Hemp’s opportunities are nearly limitless, Seleznov explained. Its uses range from building materials, known as hempcrete; car parts, fuel and fiber.
Another hot issue at the ag forum: legal and undocumented immigration. A panel of experts on labor issues in agriculture talked about the problems farmers and ranchers face in finding workers in an economy with very low unemployment.
Americans don’t want to do the jobs offered by many farms and ranches, according to the panel, and that’s made many turn to legal immigration and to undocumented workers. But that system has its own share of headaches…
Jon Slutsky, who owns LaLuna Dairy near Fort Collins, started out as a novice in the dairy industry with 64 cows. He and his wife now have more than 1,500 and have gone from just the two of them to 30 employees.
Slutsky was part of a team that produced a white paper on the state of agriculture in Larimer County. The 18-page paper noted that farmers are started to move away from certain labor-intensive crops because they can’t find the labor to maintain and harvest it. Robert (RT) Sakata, who farms 1,600 acres of vegetables, one of the largest vegetable farms in the state, this month announced he would stop growing sweet corn because he could no longer afford the labor costs for that crop. He has also stopped growing broccoli and cauliflower, and told this reporter he would continue to grow onions and grain corn, including on those fields that formerly grew other vegetables. The problem hit him hardest when he looked at the auction brochure for his corn equipment. “I got a lump in my throat” when he looked at the brochure, he said.
Sakata Farms has produced sweet corn for 74 years.
Kelli Griffith is executive director of the Mountain Plains Agricultural Service, a trade association for sheep and cattle herders. “We’ve had to advocate for our members in more political arenas,” Griffith told the audience. That includes the H2A agricultural visa program, which requires those who seek workers to deal with four different federal agencies. The program’s deadlines don’t work well for agriculture, Griffith said, requiring farmers and ranchers to estimate their workforce needs well in advance of growing and harvest season. Such a system leaves no room for changes, whether from drought or other situations, she explained.
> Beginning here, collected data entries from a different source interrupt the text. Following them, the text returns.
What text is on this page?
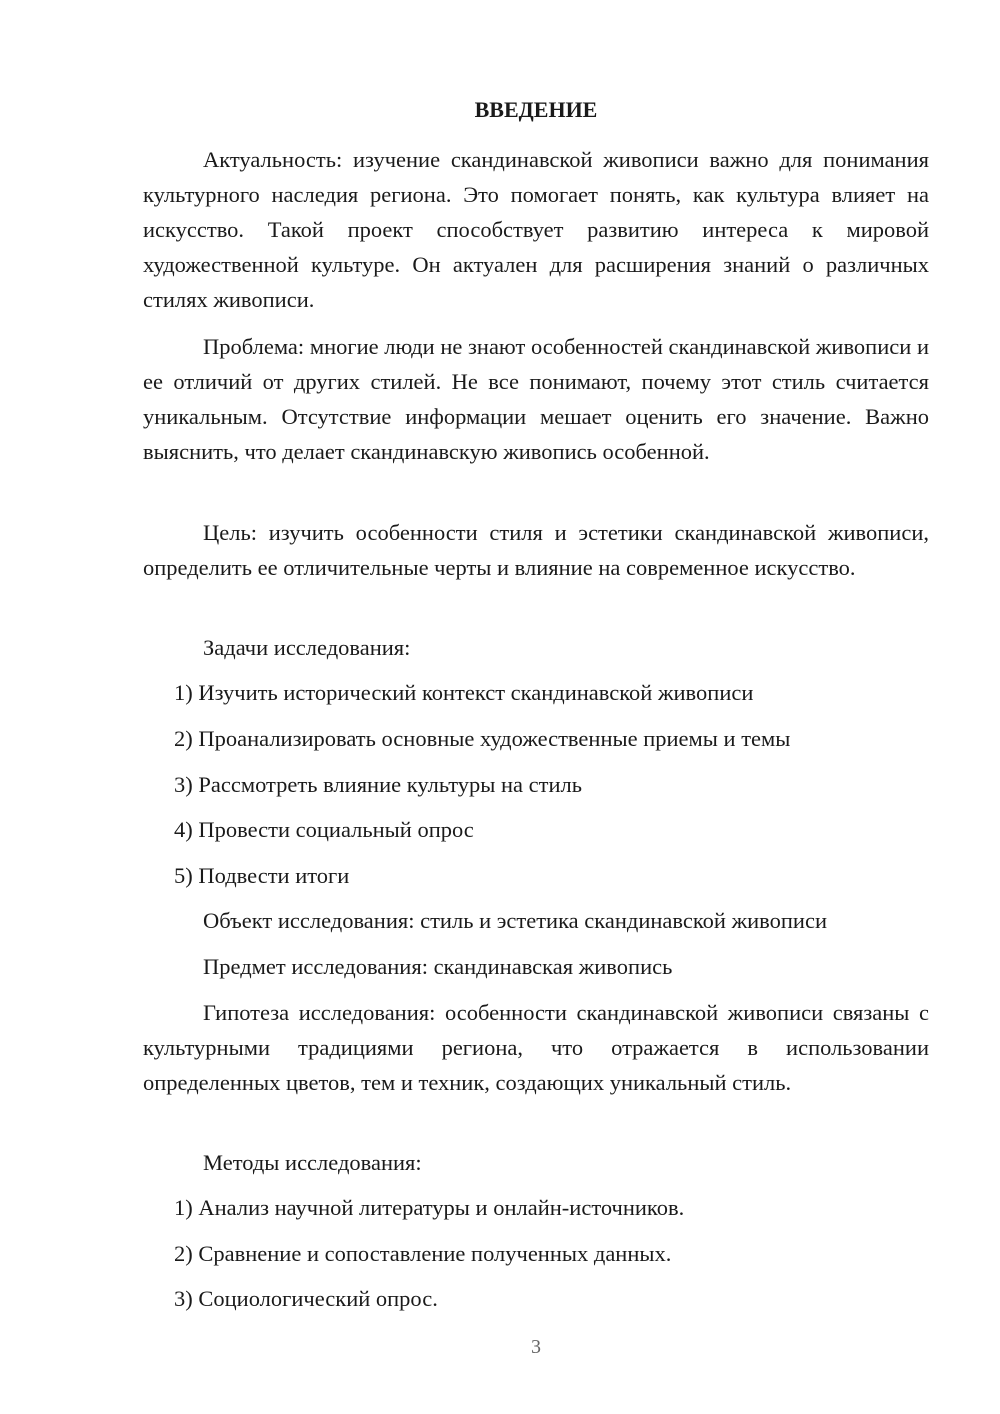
ВВЕДЕНИЕ

Актуальность: изучение скандинавской живописи важно для понимания культурного наследия региона. Это помогает понять, как культура влияет на искусство. Такой проект способствует развитию интереса к мировой художественной культуре. Он актуален для расширения знаний о различных стилях живописи.

Проблема: многие люди не знают особенностей скандинавской живописи и ее отличий от других стилей. Не все понимают, почему этот стиль считается уникальным. Отсутствие информации мешает оценить его значение. Важно выяснить, что делает скандинавскую живопись особенной.

Цель: изучить особенности стиля и эстетики скандинавской живописи, определить ее отличительные черты и влияние на современное искусство.

Задачи исследования:

1) Изучить исторический контекст скандинавской живописи

2) Проанализировать основные художественные приемы и темы

3) Рассмотреть влияние культуры на стиль

4) Провести социальный опрос

5) Подвести итоги

Объект исследования: стиль и эстетика скандинавской живописи

Предмет исследования: скандинавская живопись

Гипотеза исследования: особенности скандинавской живописи связаны с культурными традициями региона, что отражается в использовании определенных цветов, тем и техник, создающих уникальный стиль.

Методы исследования:

1) Анализ научной литературы и онлайн-источников.

2) Сравнение и сопоставление полученных данных.

3) Социологический опрос.

3
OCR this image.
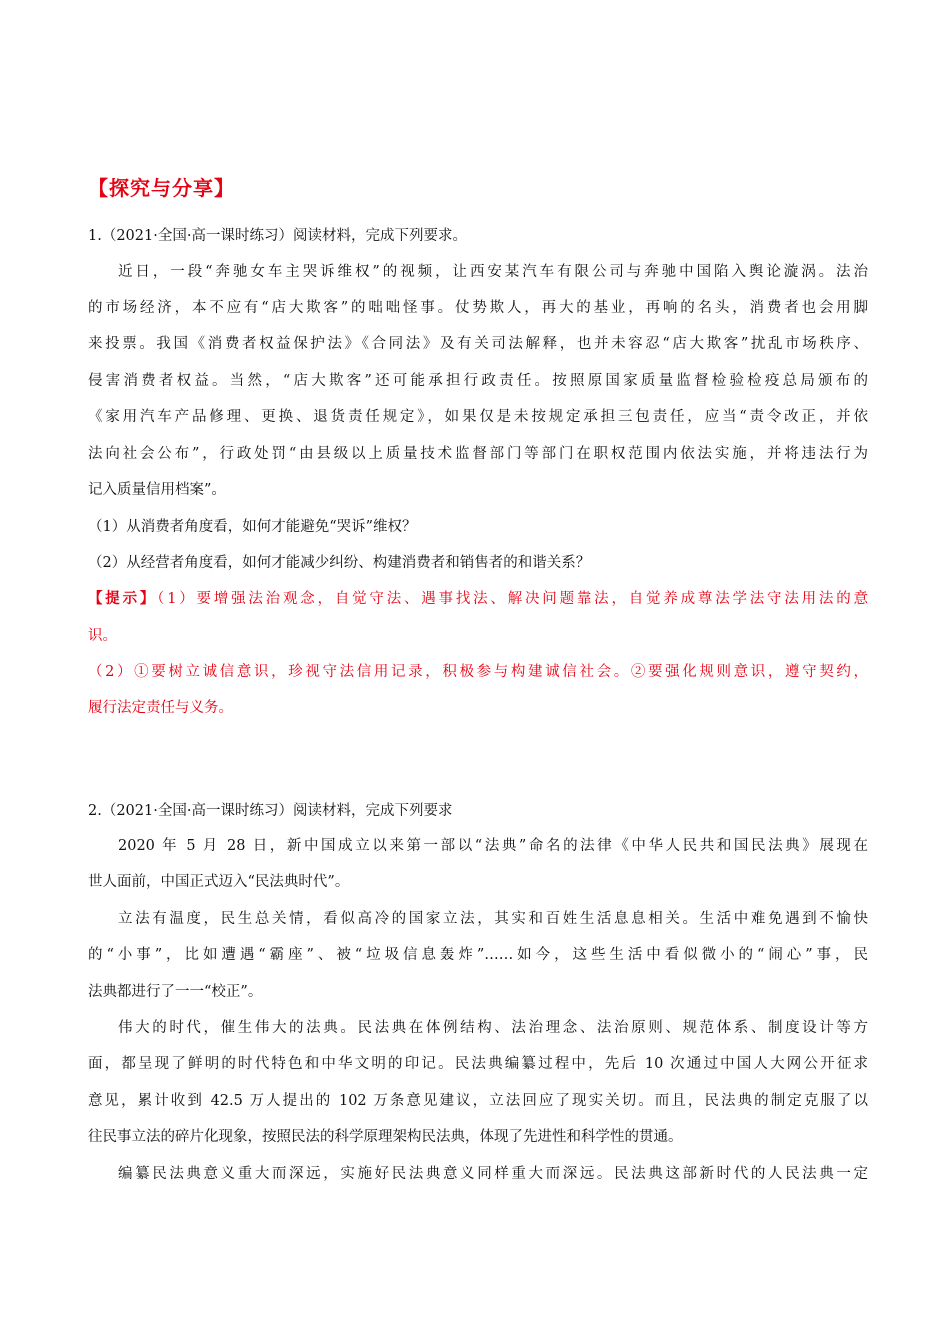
【探究与分享】
1.（2021·全国·高一课时练习）阅读材料，完成下列要求。
近日，一段“奔驰女车主哭诉维权”的视频，让西安某汽车有限公司与奔驰中国陷入舆论漩涡。法治
的市场经济，本不应有“店大欺客”的咄咄怪事。仗势欺人，再大的基业，再响的名头，消费者也会用脚
来投票。我国《消费者权益保护法》《合同法》及有关司法解释，也并未容忍“店大欺客”扰乱市场秩序、
侵害消费者权益。当然，“店大欺客”还可能承担行政责任。按照原国家质量监督检验检疫总局颁布的
《家用汽车产品修理、更换、退货责任规定》，如果仅是未按规定承担三包责任，应当“责令改正，并依
法向社会公布”，行政处罚“由县级以上质量技术监督部门等部门在职权范围内依法实施，并将违法行为
记入质量信用档案”。
（1）从消费者角度看，如何才能避免“哭诉”维权？
（2）从经营者角度看，如何才能减少纠纷、构建消费者和销售者的和谐关系？
【提示】（1）要增强法治观念，自觉守法、遇事找法、解决问题靠法，自觉养成尊法学法守法用法的意
识。
（2）①要树立诚信意识，珍视守法信用记录，积极参与构建诚信社会。②要强化规则意识，遵守契约，
履行法定责任与义务。
2.（2021·全国·高一课时练习）阅读材料，完成下列要求
2020 年 5 月 28 日，新中国成立以来第一部以“法典”命名的法律《中华人民共和国民法典》展现在
世人面前，中国正式迈入“民法典时代”。
立法有温度，民生总关情，看似高冷的国家立法，其实和百姓生活息息相关。生活中难免遇到不愉快
的“小事”，比如遭遇“霸座”、被“垃圾信息轰炸”……如今，这些生活中看似微小的“闹心”事，民
法典都进行了一一“校正”。
伟大的时代，催生伟大的法典。民法典在体例结构、法治理念、法治原则、规范体系、制度设计等方
面，都呈现了鲜明的时代特色和中华文明的印记。民法典编纂过程中，先后 10 次通过中国人大网公开征求
意见，累计收到 42.5 万人提出的 102 万条意见建议，立法回应了现实关切。而且，民法典的制定克服了以
往民事立法的碎片化现象，按照民法的科学原理架构民法典，体现了先进性和科学性的贯通。
编纂民法典意义重大而深远，实施好民法典意义同样重大而深远。民法典这部新时代的人民法典一定
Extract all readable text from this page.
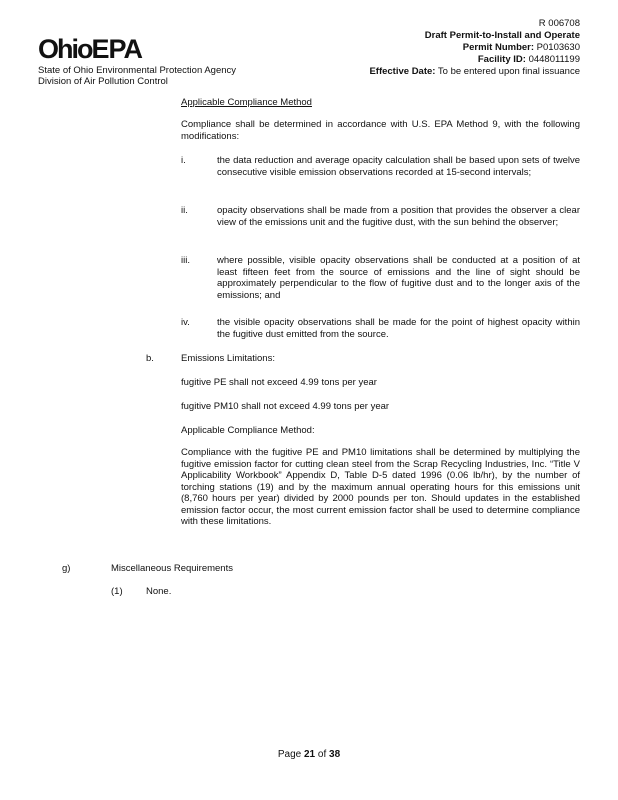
Ohio EPA
State of Ohio Environmental Protection Agency
Division of Air Pollution Control
R 006708
Draft Permit-to-Install and Operate
Permit Number: P0103630
Facility ID: 0448011199
Effective Date: To be entered upon final issuance
Applicable Compliance Method
Compliance shall be determined in accordance with U.S. EPA Method 9, with the following modifications:
i.	the data reduction and average opacity calculation shall be based upon sets of twelve consecutive visible emission observations recorded at 15-second intervals;
ii.	opacity observations shall be made from a position that provides the observer a clear view of the emissions unit and the fugitive dust, with the sun behind the observer;
iii.	where possible, visible opacity observations shall be conducted at a position of at least fifteen feet from the source of emissions and the line of sight should be approximately perpendicular to the flow of fugitive dust and to the longer axis of the emissions; and
iv.	the visible opacity observations shall be made for the point of highest opacity within the fugitive dust emitted from the source.
b.	Emissions Limitations:
fugitive PE shall not exceed 4.99 tons per year
fugitive PM10 shall not exceed 4.99 tons per year
Applicable Compliance Method:
Compliance with the fugitive PE and PM10 limitations shall be determined by multiplying the fugitive emission factor for cutting clean steel from the Scrap Recycling Industries, Inc. “Title V Applicability Workbook” Appendix D, Table D-5 dated 1996 (0.06 lb/hr), by the number of torching stations (19) and by the maximum annual operating hours for this emissions unit (8,760 hours per year) divided by 2000 pounds per ton. Should updates in the established emission factor occur, the most current emission factor shall be used to determine compliance with these limitations.
g)	Miscellaneous Requirements
(1) None.
Page 21 of 38
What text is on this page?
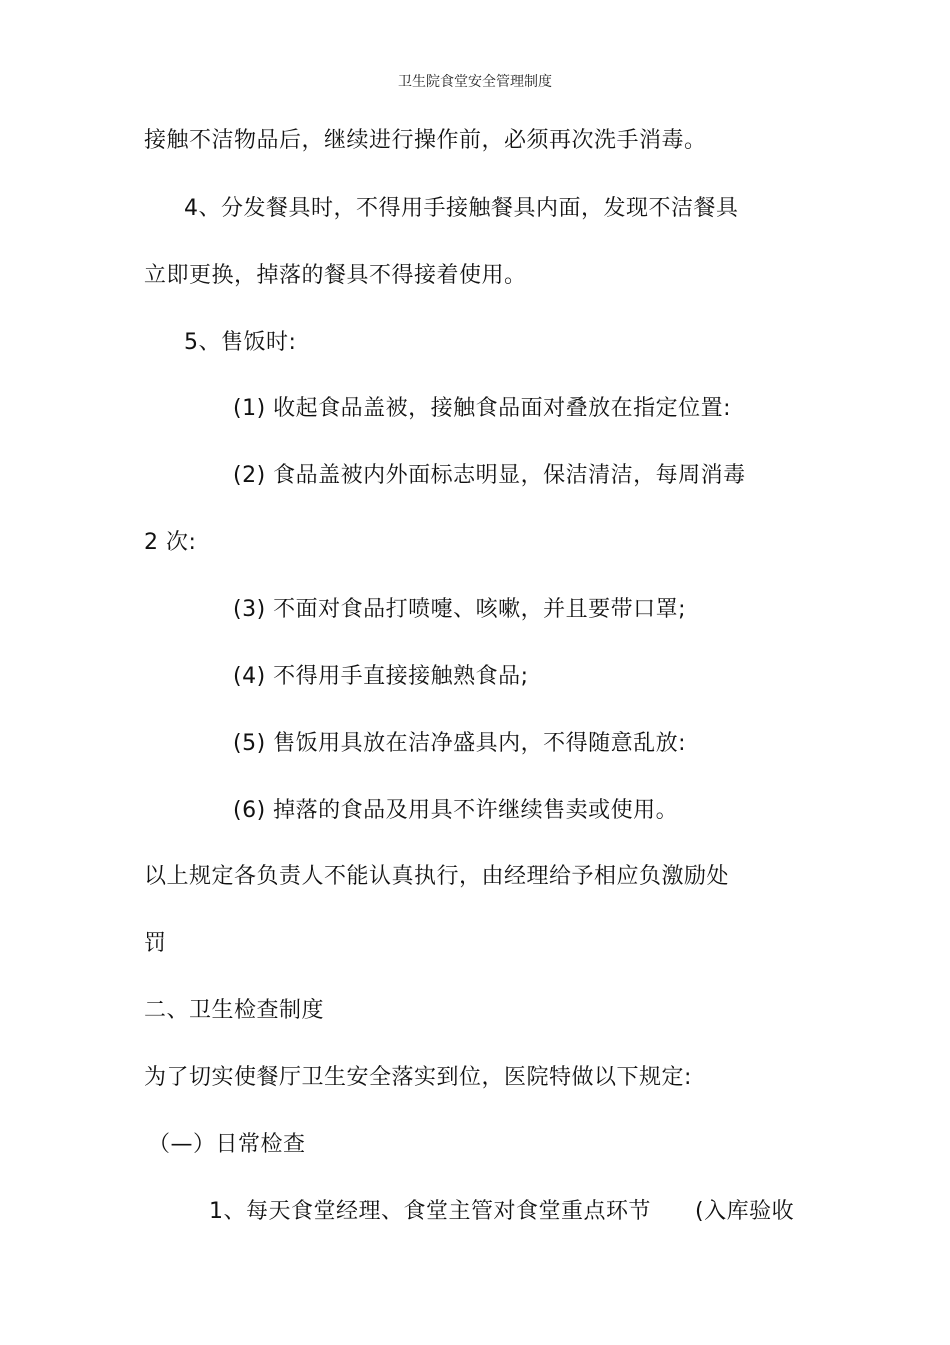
卫生院食堂安全管理制度
接触不洁物品后，继续进行操作前，必须再次洗手消毒。
4、分发餐具时，不得用手接触餐具内面，发现不洁餐具
立即更换，掉落的餐具不得接着使用。
5、售饭时:
(1) 收起食品盖被，接触食品面对叠放在指定位置:
(2) 食品盖被内外面标志明显，保洁清洁，每周消毒
2 次:
(3) 不面对食品打喷嚏、咳嗽，并且要带口罩;
(4) 不得用手直接接触熟食品;
(5) 售饭用具放在洁净盛具内，不得随意乱放:
(6) 掉落的食品及用具不许继续售卖或使用。
以上规定各负责人不能认真执行，由经理给予相应负激励处
罚
二、卫生检查制度
为了切实使餐厅卫生安全落实到位，医院特做以下规定:
（—）日常检查
1、每天食堂经理、食堂主管对食堂重点环节 (入库验收
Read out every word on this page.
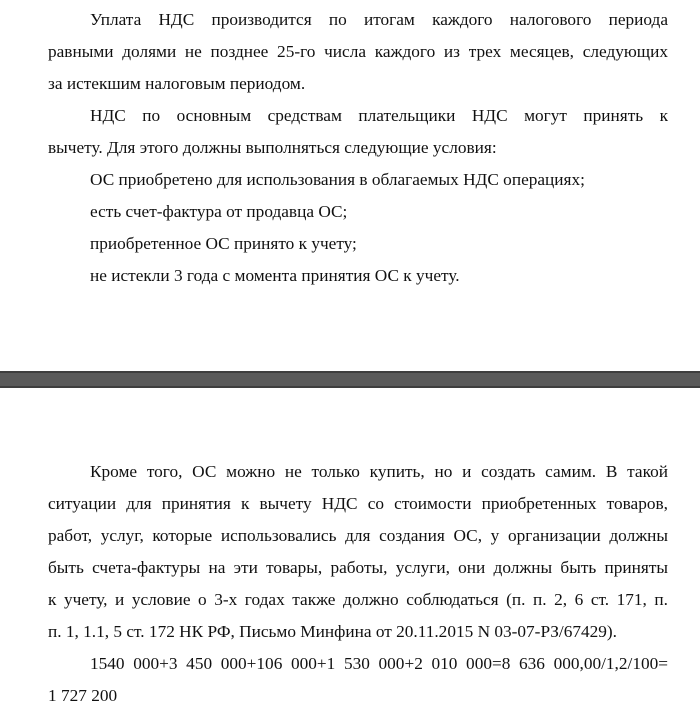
Уплата НДС производится по итогам каждого налогового периода
равными долями не позднее 25-го числа каждого из трех месяцев, следующих
за истекшим налоговым периодом.

НДС по основным средствам плательщики НДС могут принять к
вычету. Для этого должны выполняться следующие условия:

ОС приобретено для использования в облагаемых НДС операциях;

есть счет-фактура от продавца ОС;

приобретенное ОС принято к учету;

не истекли 3 года с момента принятия ОС к учету.

Кроме того, ОС можно не только купить, но и создать самим. В такой
ситуации для принятия к вычету НДС со стоимости приобретенных товаров,
работ, услуг, которые использовались для создания ОС, у организации должны
быть счета-фактуры на эти товары, работы, услуги, они должны быть приняты
к учету, и условие о 3-х годах также должно соблюдаться (п. п. 2, 6 ст. 171, п.
п. 1, 1.1, 5 ст. 172 НК РФ, Письмо Минфина от 20.11.2015 N 03-07-РЗ/67429).

1540 000+3 450 000+106 000+1 530 000+2 010 000=8 636 000,00/1,2/100=
1 727 200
The association is looking for relief with the H2A program, Griffith said. The minimum wage requirement for H2A can be higher than the federal minimum wage, because it’s based on the minimum wage in the state where the worker is headed. If it’s a foreign applicant, the farmer or rancher pays for the cost of the visa, travel, food and housing, she said, which allows herders to send home their entire paycheck since they have no living costs. She also noted that while the minimum wage for herders has doubled in the last three years, the number of applicants for those visas has actually dropped. The Larimer County report noted that the current US immigration system provides less than four percent of the workers needed in agriculture.
H2A also requires the employer to attest to the need, requiring proof that no American wants that job. If the labor need changes, the employer has to commit to paying the worker at least three-quarters of the contract, regardless of how early it ends.
The solution, at least to some, is automation. “It can’t happen fast enough,” Sakata told this reporter.
The ag forum is led by the Colorado Agricultural Leadership Program; Sonnenberg, a graduate of the program, is the board chair.